Il y a eu un boycottage du tourisme turc durant 2017 par les pays européens pour des raisons que vous connaissez (je suppose)! Et la Turquie en souffre!

Si les investisseurs étrangers retirent leurs capitaux et si les producteurs de l'aftermarkt automobile se retirent de la Turquie, ça sera le collapse de l'économie turque!

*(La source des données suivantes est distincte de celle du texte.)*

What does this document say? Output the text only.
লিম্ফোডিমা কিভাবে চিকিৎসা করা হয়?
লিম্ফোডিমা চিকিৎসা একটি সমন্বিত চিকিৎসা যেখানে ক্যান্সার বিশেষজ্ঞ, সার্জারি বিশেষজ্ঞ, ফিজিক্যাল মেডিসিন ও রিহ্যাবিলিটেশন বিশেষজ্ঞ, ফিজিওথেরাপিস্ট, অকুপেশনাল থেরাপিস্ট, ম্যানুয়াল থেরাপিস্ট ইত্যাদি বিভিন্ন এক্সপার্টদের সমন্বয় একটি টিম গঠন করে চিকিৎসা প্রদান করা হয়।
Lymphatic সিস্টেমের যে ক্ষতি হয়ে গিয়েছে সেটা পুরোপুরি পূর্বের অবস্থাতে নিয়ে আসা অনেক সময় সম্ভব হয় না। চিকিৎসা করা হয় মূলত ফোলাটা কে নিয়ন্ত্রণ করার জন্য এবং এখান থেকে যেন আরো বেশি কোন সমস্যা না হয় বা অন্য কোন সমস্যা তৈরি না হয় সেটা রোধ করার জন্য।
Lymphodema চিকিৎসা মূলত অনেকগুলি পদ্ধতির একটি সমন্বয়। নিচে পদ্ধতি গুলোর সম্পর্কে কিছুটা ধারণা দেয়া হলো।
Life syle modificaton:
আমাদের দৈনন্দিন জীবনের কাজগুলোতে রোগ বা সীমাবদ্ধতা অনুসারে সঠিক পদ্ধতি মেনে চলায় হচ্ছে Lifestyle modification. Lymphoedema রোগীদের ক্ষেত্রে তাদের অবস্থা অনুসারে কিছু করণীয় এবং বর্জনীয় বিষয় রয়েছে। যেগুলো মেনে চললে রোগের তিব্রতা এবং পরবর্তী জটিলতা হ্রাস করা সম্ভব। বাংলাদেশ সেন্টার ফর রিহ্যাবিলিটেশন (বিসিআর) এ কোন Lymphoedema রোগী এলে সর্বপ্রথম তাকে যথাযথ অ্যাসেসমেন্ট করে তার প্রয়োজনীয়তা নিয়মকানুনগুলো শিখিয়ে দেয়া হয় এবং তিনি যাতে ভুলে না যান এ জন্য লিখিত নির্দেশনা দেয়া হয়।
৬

La Turquie est devenue un pays à risque pour les investisseurs étrangers et risque ainsi une situation socio-économique plus pire que celle de la Tunisie!

kamelbou6
| 30-12-2017 21:45
Le pays va à la banqueroute et nos politiques,nos dirigeants et nos intellectuels ne font rien. Qu'attendons-nous.

HAMMADI
| 29-12-2017 12:26
je partage tout à fait votre analyse , c'est une analyse lucide qui ne porte aucune ambition politique , nos politiques depuis le départ de ben ali n' ont pas cette lucidité , ils devraient prendre l'exemple de la politique d'erdogan , depuis qu'il a pris la turquie en main , son pays avance à pas de géant !!!

chou
| 29-12-2017 09:11
Bravo Houcine pour cette chronique explicite et qui devrait être lu par tous nos politiques et dirigeants ignorants et affamés ! une leçon à bien comprendre et en tirer les conclusions les plus étendues possibles.
encore bravo.

Tounsia
| 29-12-2017 08:30
Merci pour cet article qui resume la situation economique mais qui doit chercher les solutions ? Le gouvernement doit recruter des responsables et des ministres specialistes ,competents et non des personnes necessairement liees aux partis nida ou nahdha .Cette entente partisane ne mene qu'a une impasse.

Forza
| 28-12-2017 20:06
Je dis même que notre déficit avec la Chine dépasse de loin les 4 milliards de dinars (le chiffre officiel). Selon plusieurs sources gouvernementaux et de l'UTICA, le secteur informel représente en Tunisie plus que 50'% de l'économie hors l'écrasante majorité des produits importés par le circuit informel sont des produits chinois donc le vrai déficit doit être dans l'ordre de 8 ou 10 milliards. Le déficit avec la Turquie risque aussi d'atteindre les 4 et 5 milliards pendant les prochaines années vu la faible productivité de beaucoup de nos secteurs et admettons que la grande partie de nos exports est faite pas des sociétés européennes installées en Tunisie et non pas par des champions nationaux (a part quelques exceptions comme COFICAB et TechOne). Pourquoi ces deux pays présentent un danger majeur ? Si on les compare avec la liste de nos autres partenaires (France, Italie, Allemagne, Belgique, Algérie, Libye) on observe les différences suivantes
- La France avec qui nous avons une balance excédentaire, nous envoie en plus 600000 touristes et nous avons 700000 tunisiens au pays qui font plus que la moitié des transferts des tunisiens résidants a l'étranger donc la balance de payement avec la France est largement excédentaire
- La même chose s'applique plus au moins pour l'Italie, l'Allemagne, la Belgique, l'Algérie et la Libye
- La Chine et la Turquie par contre ne sont pas des marchés touristiques (pour le moment en tout cas) et ne sont pas des pays d'accueil pour les tunisiens donc aucune chance de balancer les flux par des transferts en provenance de tourisme ou des TRE
Je ne suis pas un expert des relations commerciales internationales et des contrats de libre échange mais il est clair que le pays doit trouver une solution a cet déséquilibre flagrant avec ces pays sinon c'est la faillite.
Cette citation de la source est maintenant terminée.